15 A gdy Izraelici wołali do Pana, ustanowił im wybawcę – Ehuda, syna Gery, Beniaminitę, człowieka leworęcznego. Izraelici wysłali go z daniną do Eglona, króla Moabu. 16 Ehud zrobił sobie miecz o dwóch ostrzach, długi na łokieć, i przypasał go pod szatą na prawym biodrze. 17 Potem złożył daninę Eglonowi, królowi Moabu – a Eglon był człowiekiem bardzo otyłym. 18 Gdy skończył składanie daniny, odesłał ludzi, którzy ją przynieśli. 19 Sam zaś zawrócił od bożków, które znajdują się koło Gilgal, i oznajmił: Królu, chciałbym ci coś powiedzieć w sekrecie. Król odpowiedział: Poczekaj! Wówczas wszyscy, którzy przy nim stali, wyszli. 20 A siedział on w górnej, chłodnej komnacie, z której sam tylko korzystał. Ehud więc podszedł do niego i powiedział: Mam dla ciebie słowo od Boga. Wtedy król powstał z tronu. 21 Ehud zaś lewą ręką wyciągnął miecz, który miał na prawym boku, i tak wbił mu w brzuch, 22 że rękojeść weszła wraz z ostrzem. Tłuszcz zamknął się za ostrzem, gdyż Ehud nie wyciągnął miecza z jego brzucha.

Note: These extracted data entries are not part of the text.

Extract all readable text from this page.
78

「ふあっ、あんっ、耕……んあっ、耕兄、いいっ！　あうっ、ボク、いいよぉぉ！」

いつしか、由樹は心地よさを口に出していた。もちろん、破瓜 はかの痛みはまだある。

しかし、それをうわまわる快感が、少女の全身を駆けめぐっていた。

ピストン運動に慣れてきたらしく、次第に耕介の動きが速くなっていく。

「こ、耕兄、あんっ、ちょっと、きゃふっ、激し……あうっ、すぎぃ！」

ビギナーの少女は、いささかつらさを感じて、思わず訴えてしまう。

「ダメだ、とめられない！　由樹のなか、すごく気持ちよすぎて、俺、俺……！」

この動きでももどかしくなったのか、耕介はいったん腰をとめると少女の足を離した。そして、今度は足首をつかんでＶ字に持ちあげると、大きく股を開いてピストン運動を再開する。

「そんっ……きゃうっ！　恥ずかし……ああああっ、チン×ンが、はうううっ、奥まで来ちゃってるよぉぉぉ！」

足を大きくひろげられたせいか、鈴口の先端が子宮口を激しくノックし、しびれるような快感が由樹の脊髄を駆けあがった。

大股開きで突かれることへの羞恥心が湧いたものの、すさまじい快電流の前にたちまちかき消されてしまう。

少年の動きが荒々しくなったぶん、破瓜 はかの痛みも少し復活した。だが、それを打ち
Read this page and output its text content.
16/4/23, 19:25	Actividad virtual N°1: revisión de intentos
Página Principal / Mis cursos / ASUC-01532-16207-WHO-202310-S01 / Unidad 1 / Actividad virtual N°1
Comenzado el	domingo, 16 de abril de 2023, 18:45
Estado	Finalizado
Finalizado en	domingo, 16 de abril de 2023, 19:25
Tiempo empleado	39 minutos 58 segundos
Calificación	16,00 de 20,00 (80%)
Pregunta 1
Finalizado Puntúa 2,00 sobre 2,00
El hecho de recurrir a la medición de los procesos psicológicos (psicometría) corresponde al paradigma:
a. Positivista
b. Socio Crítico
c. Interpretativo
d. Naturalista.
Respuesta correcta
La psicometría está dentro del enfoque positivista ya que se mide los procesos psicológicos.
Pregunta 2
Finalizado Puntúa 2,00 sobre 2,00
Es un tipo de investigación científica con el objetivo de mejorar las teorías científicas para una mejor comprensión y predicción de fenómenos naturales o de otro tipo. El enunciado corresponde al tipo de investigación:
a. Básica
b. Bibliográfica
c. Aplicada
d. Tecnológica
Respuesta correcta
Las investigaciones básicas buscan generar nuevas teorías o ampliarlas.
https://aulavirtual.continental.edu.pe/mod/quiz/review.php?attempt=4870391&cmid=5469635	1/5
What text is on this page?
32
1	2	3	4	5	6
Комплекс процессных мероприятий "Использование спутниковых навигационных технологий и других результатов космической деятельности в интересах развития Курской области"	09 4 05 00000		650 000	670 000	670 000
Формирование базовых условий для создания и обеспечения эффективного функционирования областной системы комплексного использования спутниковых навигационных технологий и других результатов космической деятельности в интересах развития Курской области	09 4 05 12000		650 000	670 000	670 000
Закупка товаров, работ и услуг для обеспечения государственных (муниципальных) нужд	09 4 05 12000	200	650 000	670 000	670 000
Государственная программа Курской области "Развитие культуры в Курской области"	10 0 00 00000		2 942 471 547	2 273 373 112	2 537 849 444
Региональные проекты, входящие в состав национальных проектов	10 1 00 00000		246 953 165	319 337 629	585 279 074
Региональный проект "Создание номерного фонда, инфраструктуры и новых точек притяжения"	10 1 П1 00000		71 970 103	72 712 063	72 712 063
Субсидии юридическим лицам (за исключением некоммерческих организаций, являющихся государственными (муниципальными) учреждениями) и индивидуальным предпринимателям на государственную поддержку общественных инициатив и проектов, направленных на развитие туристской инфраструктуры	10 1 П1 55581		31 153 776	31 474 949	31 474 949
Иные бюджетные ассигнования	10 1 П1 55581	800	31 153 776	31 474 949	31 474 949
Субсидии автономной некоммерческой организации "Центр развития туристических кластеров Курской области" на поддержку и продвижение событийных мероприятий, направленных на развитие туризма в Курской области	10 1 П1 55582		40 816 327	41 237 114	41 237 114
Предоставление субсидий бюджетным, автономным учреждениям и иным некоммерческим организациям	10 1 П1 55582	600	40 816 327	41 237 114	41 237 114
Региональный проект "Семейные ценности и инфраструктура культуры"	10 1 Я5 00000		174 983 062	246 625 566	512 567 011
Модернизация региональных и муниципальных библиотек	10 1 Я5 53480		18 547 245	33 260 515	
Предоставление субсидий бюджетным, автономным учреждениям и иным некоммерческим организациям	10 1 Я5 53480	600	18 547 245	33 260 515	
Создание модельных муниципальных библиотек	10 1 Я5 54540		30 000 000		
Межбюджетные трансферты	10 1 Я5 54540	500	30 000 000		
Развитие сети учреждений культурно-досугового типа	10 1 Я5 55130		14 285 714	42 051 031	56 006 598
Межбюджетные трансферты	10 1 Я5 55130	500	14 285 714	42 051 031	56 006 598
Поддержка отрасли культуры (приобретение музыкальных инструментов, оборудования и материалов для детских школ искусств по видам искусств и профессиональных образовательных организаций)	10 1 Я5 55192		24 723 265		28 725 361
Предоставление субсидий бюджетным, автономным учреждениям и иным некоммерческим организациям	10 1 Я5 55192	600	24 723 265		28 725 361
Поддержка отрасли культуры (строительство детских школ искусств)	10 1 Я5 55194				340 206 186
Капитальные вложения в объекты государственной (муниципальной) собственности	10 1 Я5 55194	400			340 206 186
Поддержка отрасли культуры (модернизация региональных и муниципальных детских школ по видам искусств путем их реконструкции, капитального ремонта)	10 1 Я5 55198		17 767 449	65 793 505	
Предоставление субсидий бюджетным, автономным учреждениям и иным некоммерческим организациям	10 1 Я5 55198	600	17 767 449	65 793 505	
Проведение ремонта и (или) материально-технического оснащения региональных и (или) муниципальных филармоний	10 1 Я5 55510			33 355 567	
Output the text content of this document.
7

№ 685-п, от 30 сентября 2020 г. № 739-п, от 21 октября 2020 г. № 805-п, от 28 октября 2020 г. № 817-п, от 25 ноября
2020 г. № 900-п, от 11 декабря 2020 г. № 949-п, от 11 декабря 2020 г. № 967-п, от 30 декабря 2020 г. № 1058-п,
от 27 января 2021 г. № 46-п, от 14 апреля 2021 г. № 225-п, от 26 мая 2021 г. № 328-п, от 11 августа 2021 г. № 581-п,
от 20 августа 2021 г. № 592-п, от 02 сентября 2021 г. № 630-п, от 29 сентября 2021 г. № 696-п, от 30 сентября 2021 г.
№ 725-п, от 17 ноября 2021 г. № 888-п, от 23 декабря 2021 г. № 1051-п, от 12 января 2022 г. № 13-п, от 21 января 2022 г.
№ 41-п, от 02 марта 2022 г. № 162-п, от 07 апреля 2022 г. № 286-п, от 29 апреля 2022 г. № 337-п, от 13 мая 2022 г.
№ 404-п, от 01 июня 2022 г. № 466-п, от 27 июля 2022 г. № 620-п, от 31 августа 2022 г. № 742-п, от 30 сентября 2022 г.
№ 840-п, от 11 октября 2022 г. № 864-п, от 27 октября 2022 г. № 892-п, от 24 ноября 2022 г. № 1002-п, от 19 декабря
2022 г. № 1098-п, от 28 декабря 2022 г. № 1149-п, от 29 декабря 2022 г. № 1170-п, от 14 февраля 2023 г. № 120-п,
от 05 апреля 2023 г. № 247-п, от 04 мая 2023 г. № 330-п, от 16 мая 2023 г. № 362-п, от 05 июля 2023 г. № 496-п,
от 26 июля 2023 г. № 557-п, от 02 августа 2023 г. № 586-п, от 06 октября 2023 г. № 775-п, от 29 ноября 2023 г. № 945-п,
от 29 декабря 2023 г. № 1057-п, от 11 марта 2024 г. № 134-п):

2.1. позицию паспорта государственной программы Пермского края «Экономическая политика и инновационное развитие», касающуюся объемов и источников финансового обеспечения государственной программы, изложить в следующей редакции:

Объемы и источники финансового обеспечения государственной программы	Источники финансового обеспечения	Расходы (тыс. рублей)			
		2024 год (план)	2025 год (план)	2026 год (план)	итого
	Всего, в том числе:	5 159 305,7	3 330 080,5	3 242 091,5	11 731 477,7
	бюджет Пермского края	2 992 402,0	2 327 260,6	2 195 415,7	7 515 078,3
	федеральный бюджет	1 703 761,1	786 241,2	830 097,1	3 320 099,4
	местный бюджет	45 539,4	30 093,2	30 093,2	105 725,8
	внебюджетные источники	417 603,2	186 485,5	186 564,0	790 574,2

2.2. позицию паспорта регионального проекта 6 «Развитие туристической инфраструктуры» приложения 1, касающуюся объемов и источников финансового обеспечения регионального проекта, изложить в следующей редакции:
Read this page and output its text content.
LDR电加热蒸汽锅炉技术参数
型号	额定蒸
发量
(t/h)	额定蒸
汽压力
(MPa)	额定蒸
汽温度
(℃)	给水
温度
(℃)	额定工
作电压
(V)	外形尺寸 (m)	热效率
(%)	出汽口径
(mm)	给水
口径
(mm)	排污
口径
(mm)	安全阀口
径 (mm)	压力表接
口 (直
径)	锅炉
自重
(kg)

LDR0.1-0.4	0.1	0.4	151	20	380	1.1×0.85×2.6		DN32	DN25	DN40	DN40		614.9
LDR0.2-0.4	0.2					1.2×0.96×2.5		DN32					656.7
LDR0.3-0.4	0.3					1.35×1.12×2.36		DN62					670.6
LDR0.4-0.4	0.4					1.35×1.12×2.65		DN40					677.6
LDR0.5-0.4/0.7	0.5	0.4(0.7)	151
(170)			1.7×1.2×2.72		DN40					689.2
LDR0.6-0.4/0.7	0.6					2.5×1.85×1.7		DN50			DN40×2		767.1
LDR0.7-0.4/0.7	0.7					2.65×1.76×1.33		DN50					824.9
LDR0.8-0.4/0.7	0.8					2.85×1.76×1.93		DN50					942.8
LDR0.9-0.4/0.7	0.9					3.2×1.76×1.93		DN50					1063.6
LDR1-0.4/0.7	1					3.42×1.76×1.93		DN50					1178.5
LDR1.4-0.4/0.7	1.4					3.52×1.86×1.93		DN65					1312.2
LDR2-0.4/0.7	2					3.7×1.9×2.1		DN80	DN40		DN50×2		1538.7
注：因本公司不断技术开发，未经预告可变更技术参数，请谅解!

I wyszedł… 23 Ehud wyszedł przez przedsionek, zamknął za sobą drzwi górnej komnaty i je zaryglował. 24 A gdy wyszedł, przyszli królewscy słudzy i zobaczyli, że drzwi górnej komnaty są zaryglowane, i powiedzieli: Zapewne załatwia swoją potrzebę w chłodnej komnacie. 25 Czekali więc, aż w końcu się zaniepokoili, bo nikt nie otwierał drzwi górnej komnaty. Wzięli zatem klucz i otworzyli – a ich pan leżał martwy na ziemi. 26 Kiedy oni czekali, Ehud uciekł. Minął bożki i schronił się w Seira. 27 Gdy tam przybył, zatrąbił w róg na górze Efraima. Wówczas Izraelici zeszli z nim z góry, a on na ich czele. 28 I powiedział: Chodźcie za mną, bo Pan wydał waszych nieprzyjaciół, Moabitów, w wasze ręce. Poszli więc za nim, zdobyli brody na Jordanie, prowadzące do Moabu, i nie pozwalali nikomu tamtędy przechodzić. 29 W tym czasie pobili około dziesięciu tysięcy Moabitów, wszystkich silnych i walecznych, tak że nikt nie zdołał uciec. 30 Moab został więc upokorzony przez Izraela i ziemia zaznawała spokoju przez osiemdziesiąt lat.
Szamgar
31 Po Ehudzie nastał Szamgar, syn Anata. Pobił on sześciuset Filistynów ościeniem na woły. On także wyratował Izraela.